Chris is is currently the Asia Pacific Managing Director of Baker McKenzie, one of the world's largest and most international law firms. Prior to taking on that role, he was the National Managing Partner of Baker McKenzie's Australian offices. Chris' previous roles include as a Partner and Chief Operating Officer of Gilbert + Tobin, Senior Adviser to the Leadership Team of King & Wood and General Manager in Australia and New Zealand of The Boston Consulting Group (BCG). For many years he was also a strategy consultant with BCG in the US and Australia, and commenced his career as a corporate lawyer with Herbert Smith Freehills (as it is now known).
Chris has been actively involved in a voluntary capacity throughout his career with not-for-profit organisations in the arts, social welfare and education sectors. In the arts sector, he was Chair of the Sydney Film Festival (one of the world's oldest continuously running film festivals), Chair of the NSW Government's Film and TV Advisory Committee and Chair of the NSW Government’s Arts and Cultural Policy Reference Group. In the education and social welfare sectors, he has been a Director of Berry Street Victoria, Vice President of the Melbourne Business School (Melbourne University) Alumni Council and is currently a member of the Monash University Law School External Professional Advisory Committee.
Chris has also played a broader leadership role across the legal profession, including in encouraging diversity in the profession. He founded and championed the Managing Partner Diversity Forum, comprising the Managing Partners (and other partners) of many of the largest Australian law firms, as a group focused on identifying and implementing ways to improve diversity across the profession.

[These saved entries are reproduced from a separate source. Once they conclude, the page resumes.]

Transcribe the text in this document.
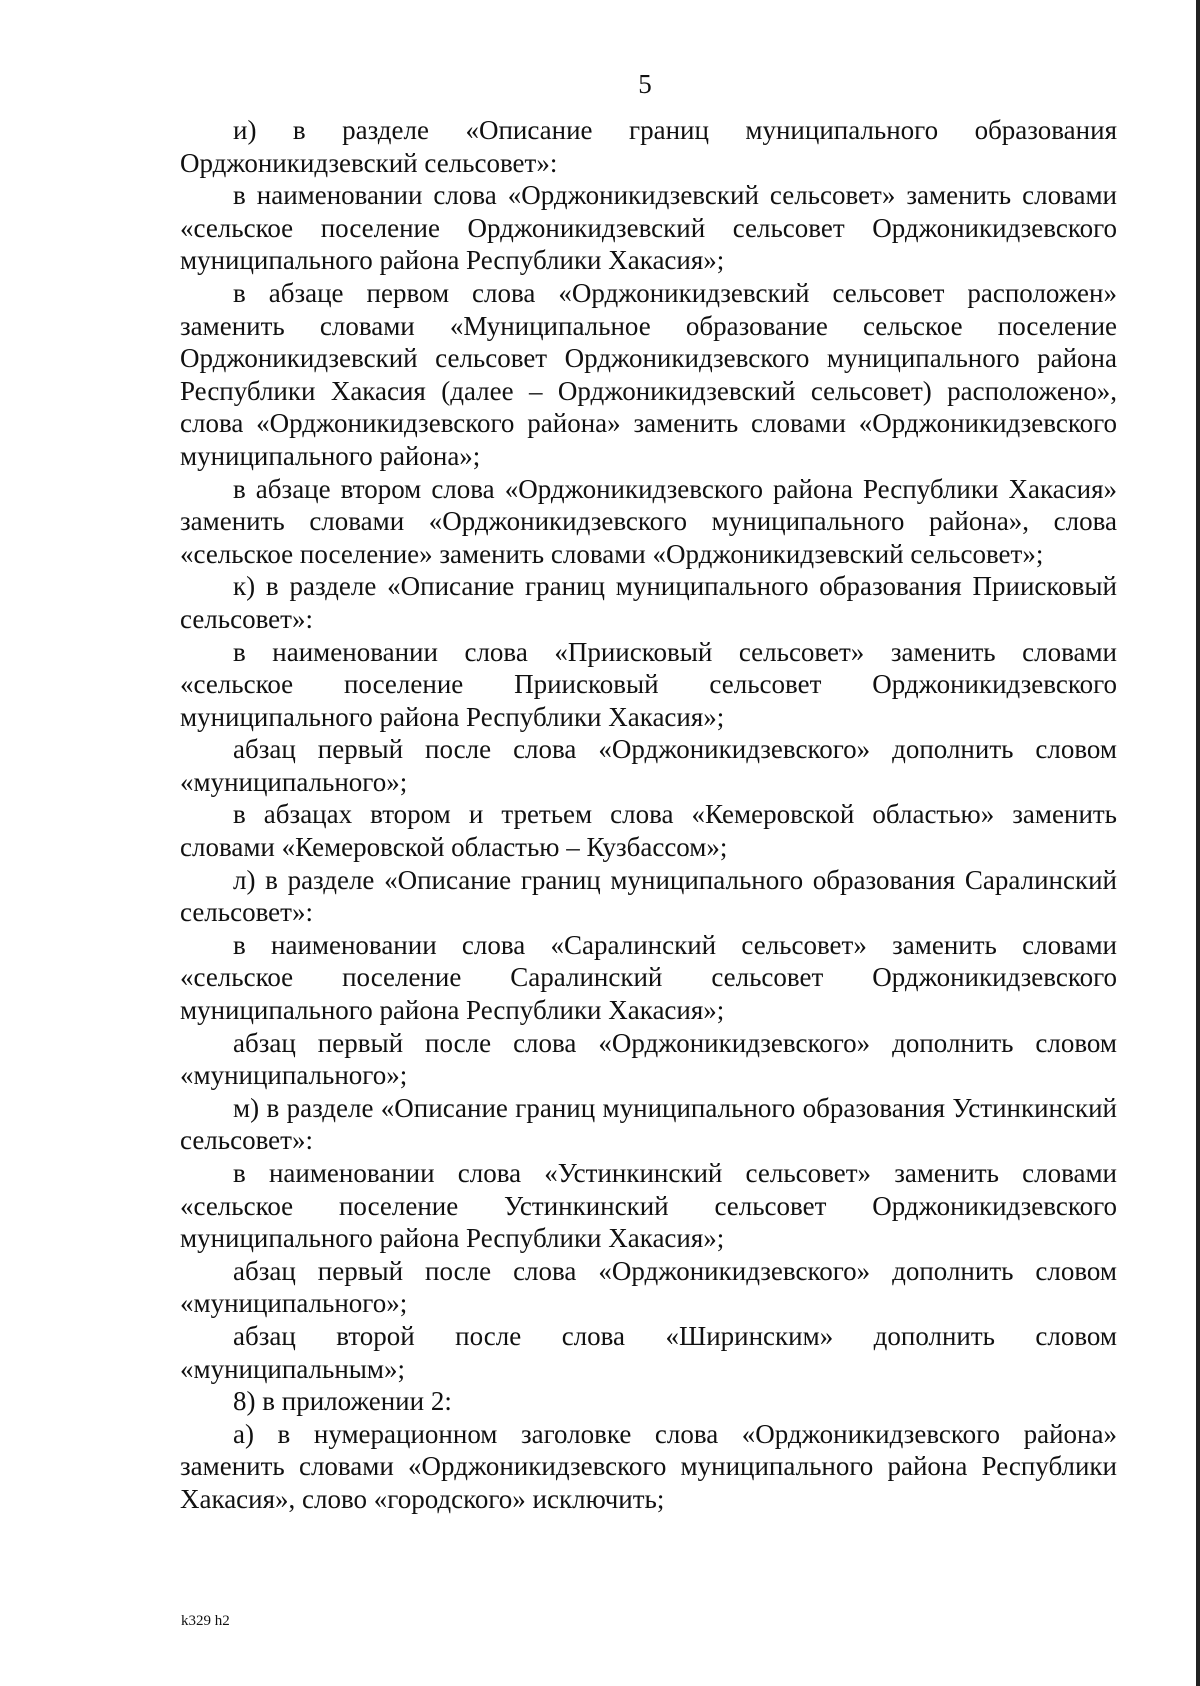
5

и) в разделе «Описание границ муниципального образования Орджоникидзевский сельсовет»:

в наименовании слова «Орджоникидзевский сельсовет» заменить словами «сельское поселение Орджоникидзевский сельсовет Орджоникидзевского муниципального района Республики Хакасия»;

в абзаце первом слова «Орджоникидзевский сельсовет расположен» заменить словами «Муниципальное образование сельское поселение Орджоникидзевский сельсовет Орджоникидзевского муниципального района Республики Хакасия (далее – Орджоникидзевский сельсовет) расположено», слова «Орджоникидзевского района» заменить словами «Орджоникидзевского муниципального района»;

в абзаце втором слова «Орджоникидзевского района Республики Хакасия» заменить словами «Орджоникидзевского муниципального района», слова «сельское поселение» заменить словами «Орджоникидзевский сельсовет»;

к) в разделе «Описание границ муниципального образования Приисковый сельсовет»:

в наименовании слова «Приисковый сельсовет» заменить словами «сельское поселение Приисковый сельсовет Орджоникидзевского муниципального района Республики Хакасия»;

абзац первый после слова «Орджоникидзевского» дополнить словом «муниципального»;

в абзацах втором и третьем слова «Кемеровской областью» заменить словами «Кемеровской областью – Кузбассом»;

л) в разделе «Описание границ муниципального образования Саралинский сельсовет»:

в наименовании слова «Саралинский сельсовет» заменить словами «сельское поселение Саралинский сельсовет Орджоникидзевского муниципального района Республики Хакасия»;

абзац первый после слова «Орджоникидзевского» дополнить словом «муниципального»;

м) в разделе «Описание границ муниципального образования Устинкинский сельсовет»:

в наименовании слова «Устинкинский сельсовет» заменить словами «сельское поселение Устинкинский сельсовет Орджоникидзевского муниципального района Республики Хакасия»;

абзац первый после слова «Орджоникидзевского» дополнить словом «муниципального»;

абзац второй после слова «Ширинским» дополнить словом «муниципальным»;

8) в приложении 2:

а) в нумерационном заголовке слова «Орджоникидзевского района» заменить словами «Орджоникидзевского муниципального района Республики Хакасия», слово «городского» исключить;

k329 h2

In June 2018 Chris was recognised in the Queen’s Birthday Honours as a Member of the Order of Australia for “significant service to the arts in New South Wales particularly to the film industry, to business education, and to the community”.
Chris lives in Sydney with his wife Nicole McKenna (a fellow Monash Law alumnus) and daughters Isabella and Mia. He is also passionate about the arts - especially the film sector - and the AFL team the Sydney Swans.